A beginner’s tutorial for working with multi-agent environments, models, and algorithms.
“Hands-on RL with Ray’s RLlib” is a beginners tutorial for working with reinforcement learning (RL) multi-agent environments, models, and algorithms using Ray’s RLlib library. RLlib offers high scalability, a large list of algorithms to choose from (offline, model-based, model-free, etc..), support for TensorFlow and PyTorch, and a unified API for a variety of applications and customizations. This tutorial includes a brief introduction to provide an overview of concepts (e.g. why RL) before proceeding to RLlib models, hyperparameter tuning, debugging, student exercises, Q/A, and more. All code will be provided as .py files in a GitHub repo.

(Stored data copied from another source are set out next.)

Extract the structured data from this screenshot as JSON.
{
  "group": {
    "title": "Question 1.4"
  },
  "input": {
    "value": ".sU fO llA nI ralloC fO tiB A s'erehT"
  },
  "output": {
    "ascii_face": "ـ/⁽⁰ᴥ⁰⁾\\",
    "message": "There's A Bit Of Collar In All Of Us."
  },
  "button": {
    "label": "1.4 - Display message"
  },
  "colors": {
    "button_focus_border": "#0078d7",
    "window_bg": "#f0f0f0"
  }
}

Python programmers who want to get started with reinforcement learning and RLlib
Some Python programming experience
Some familiarity with machine learning
Experience in reinforcement learning and Ray would be helpful, but isn’t required
Experience with TensorFlow or PyTorch would be helpful, but isn’t required
What is reinforcement learning and why RLlib
How to configure and hyperparameter tune RLlib
RLlib debugging best practices
Sven has been working as a machine learning engineer for Anyscale Inc. since early 2020. He is the lead developer of "RLlib", Ray's industry-grade, scalable reinforcement learning (RL) library. His team is currently focusing on better supporting the most promising industry use cases, such as massive-multi-agent algorithms for league-based self-play, working with recommender systems and slate recommendation algos, such as contextual bandits, as well as, integrating with Ray's new datasets library for a better offline RL experience. A continuing effort of his is asserting high levels of stability and test coverage to ensure RLlib's rapid adoption in industry and research and helping to grow its community and contributor base. Before starting at Anyscale, he has been a leading developer of other successful open-source RL library projects, such as "RLgraph" and "TensorForce".